Dr. Matthews was super super mad at me, though, and I think I’m not gonna get that promotion after all. Even though I offered to be his personal butt slut whenever I was on duty! (I tried to make a booty/duty joke, but I fucked it up. Rhyming is hard.) Then the cops came and took me away – handcuffs are so fucking hot! – and they wanted to know why I butchered Mr. Garcia, and I was all it’s not like I wanted to be hot and dumb you guys, so just let’s all go fuck in my cell and forget about lame stuff like malpractice. Whatever that is. But nooo, they got all mad and serious and said that was bad (and wouldn’t even spank me for being bad!) and asked me all these questions until I just started to cry and told them they should stop being so mean and just ask Sir, because he’s the one who told me to do the surgery!

So they put their big smart man-brains together and left me sitting there handcuffed to some cop’s desk to go find Sir. I was totally leaking cunt juice all over my seat – gawd I wanna fuck men in uniforms! And out of uniforms. Men who just took off their uniforms. Men who are already naked who may or may not have once been wearing uniforms. So yeah, like, basically any man, I guess.

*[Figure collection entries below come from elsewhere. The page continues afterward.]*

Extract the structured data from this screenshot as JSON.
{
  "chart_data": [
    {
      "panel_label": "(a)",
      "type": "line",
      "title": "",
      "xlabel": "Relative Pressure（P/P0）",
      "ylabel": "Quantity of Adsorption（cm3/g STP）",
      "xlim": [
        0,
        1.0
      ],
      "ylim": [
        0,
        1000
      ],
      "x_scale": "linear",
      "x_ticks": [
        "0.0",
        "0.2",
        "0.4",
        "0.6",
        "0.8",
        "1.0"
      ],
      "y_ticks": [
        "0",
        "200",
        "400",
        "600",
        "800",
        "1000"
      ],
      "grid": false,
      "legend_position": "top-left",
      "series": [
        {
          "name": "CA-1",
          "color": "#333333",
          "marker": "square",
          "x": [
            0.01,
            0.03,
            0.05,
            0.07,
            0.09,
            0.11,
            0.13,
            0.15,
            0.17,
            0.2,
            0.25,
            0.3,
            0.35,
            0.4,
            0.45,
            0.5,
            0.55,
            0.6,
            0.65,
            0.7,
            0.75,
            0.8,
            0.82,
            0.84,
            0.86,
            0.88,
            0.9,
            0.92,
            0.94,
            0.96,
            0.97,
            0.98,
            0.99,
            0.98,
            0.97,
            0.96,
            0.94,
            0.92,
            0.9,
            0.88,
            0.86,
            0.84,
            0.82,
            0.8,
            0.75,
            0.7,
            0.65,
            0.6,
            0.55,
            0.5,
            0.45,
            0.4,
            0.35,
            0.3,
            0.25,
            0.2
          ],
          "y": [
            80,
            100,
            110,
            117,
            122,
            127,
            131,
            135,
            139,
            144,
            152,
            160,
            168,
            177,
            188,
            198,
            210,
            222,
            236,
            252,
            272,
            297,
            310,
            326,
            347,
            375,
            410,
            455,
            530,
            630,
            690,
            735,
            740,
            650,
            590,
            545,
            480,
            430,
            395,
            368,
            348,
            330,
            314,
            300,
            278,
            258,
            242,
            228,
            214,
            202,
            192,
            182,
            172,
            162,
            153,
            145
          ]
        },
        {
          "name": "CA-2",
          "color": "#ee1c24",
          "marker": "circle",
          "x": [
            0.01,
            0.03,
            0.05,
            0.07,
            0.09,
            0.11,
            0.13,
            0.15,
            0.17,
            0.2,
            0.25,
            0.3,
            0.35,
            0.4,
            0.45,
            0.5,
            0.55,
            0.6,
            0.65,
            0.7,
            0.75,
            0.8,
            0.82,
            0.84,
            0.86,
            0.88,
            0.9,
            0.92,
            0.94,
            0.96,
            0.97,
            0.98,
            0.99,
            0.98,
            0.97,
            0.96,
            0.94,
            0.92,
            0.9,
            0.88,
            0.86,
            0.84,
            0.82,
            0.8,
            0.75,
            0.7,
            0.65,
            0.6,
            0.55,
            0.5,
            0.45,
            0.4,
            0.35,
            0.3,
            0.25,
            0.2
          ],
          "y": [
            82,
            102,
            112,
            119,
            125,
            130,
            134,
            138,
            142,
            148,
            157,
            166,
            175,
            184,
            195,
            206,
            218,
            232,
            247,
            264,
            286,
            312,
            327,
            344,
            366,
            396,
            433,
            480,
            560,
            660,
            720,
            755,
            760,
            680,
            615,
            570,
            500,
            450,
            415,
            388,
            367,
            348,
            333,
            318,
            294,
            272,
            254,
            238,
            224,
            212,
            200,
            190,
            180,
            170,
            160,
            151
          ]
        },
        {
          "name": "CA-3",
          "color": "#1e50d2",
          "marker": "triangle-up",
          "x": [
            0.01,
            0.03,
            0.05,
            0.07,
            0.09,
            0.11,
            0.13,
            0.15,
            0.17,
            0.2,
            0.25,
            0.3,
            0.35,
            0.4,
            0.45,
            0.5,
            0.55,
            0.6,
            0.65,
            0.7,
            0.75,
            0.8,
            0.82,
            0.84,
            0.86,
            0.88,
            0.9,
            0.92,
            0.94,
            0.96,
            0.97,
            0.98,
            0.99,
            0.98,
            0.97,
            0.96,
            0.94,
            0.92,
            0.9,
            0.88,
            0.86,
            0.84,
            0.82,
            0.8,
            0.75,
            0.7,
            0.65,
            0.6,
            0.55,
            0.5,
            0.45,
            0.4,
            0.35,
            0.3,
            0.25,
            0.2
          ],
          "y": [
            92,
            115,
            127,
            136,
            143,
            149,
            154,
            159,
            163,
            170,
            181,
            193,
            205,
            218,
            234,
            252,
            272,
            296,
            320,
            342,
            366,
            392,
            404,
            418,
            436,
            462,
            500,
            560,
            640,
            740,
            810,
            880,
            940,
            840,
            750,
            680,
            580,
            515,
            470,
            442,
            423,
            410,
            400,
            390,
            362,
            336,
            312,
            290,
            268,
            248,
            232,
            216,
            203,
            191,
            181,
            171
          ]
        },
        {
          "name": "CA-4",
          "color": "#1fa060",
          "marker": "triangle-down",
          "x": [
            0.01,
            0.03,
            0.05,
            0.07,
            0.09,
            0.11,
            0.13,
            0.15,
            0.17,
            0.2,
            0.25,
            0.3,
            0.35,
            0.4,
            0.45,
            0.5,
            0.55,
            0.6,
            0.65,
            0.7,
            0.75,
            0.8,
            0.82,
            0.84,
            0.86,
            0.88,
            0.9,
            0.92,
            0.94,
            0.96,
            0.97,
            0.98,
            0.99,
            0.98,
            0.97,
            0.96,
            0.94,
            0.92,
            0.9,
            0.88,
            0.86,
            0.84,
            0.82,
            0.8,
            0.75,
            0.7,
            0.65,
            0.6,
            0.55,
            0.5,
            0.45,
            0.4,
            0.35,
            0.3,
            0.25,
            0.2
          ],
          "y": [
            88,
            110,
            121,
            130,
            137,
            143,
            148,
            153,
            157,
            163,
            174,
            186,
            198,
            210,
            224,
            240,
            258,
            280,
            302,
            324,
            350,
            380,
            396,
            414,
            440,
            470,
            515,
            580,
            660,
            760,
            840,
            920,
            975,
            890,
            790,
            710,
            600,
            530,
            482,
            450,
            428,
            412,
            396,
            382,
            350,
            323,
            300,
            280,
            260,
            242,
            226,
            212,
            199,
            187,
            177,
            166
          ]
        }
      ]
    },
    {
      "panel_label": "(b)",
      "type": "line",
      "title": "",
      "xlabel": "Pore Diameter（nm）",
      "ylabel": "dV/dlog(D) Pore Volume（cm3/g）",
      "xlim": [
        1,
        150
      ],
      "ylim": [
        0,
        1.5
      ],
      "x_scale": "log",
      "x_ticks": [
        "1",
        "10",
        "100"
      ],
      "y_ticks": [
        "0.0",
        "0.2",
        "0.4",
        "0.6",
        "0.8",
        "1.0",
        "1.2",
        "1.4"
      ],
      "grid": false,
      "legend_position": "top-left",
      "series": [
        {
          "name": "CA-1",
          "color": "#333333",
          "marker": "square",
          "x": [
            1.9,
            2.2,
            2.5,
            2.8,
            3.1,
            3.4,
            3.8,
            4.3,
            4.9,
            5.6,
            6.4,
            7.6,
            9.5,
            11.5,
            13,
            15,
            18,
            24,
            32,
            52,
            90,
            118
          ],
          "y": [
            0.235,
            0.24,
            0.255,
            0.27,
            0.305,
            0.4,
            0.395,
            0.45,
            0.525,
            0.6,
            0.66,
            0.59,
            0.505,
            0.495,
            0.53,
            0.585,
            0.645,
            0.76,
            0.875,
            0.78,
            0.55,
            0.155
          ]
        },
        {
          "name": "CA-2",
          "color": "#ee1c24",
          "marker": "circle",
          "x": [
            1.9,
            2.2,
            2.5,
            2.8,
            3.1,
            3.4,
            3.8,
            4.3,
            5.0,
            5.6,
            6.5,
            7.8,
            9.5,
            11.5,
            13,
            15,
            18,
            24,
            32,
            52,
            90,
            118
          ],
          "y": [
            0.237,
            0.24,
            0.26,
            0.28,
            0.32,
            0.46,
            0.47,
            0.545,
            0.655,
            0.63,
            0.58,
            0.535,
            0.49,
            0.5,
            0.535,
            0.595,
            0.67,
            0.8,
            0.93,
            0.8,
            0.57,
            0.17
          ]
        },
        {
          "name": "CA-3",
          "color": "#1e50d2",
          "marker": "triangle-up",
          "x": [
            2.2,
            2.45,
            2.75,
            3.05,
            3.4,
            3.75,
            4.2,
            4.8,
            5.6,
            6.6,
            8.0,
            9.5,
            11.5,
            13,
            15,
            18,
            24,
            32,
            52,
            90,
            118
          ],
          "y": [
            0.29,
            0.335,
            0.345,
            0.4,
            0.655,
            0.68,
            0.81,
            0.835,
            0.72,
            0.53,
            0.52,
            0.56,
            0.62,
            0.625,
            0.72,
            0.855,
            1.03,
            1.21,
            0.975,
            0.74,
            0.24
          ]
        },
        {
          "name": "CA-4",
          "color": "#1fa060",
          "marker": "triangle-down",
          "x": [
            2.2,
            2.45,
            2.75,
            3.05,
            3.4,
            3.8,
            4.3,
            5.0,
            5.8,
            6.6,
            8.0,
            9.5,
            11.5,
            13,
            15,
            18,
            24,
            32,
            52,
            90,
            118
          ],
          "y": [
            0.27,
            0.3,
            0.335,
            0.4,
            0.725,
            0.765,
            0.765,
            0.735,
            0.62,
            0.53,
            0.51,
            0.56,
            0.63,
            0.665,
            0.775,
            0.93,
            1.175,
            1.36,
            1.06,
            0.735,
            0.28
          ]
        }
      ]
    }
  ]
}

What was I saying? Oh right, handcuffed. And they dragged Sir in, and he gave me this look like he was so mad at me, but like, what did I do wrong? I tried to tell those nummy ummy police boys what he did, that he only meant to mind control and reshape me into his personal dream girl so I’d be a perfect slave for him, but that only made them madder! Boys, right?

I guess that’s life as a bimbo slut slave, ya know? No matter who you obey, no matter which cock you take in the mouth and which you take in the ass – or even if you let them switch back and forth – there’s no pleasing some people. And what else is there to a big-tittied, round-bootied, cock-loving, greedy-cunted, cum-starved, girl-brained, do-anything-for-any-man-any-time-any-place girl like me, if it’s not pleasing people?

One little oopsie, and everybody’s glaring at me like I killed somebody.

Oh gosh, did I?

I totally didn’t mean to, you know. Can I make it up to you? Any hole you like.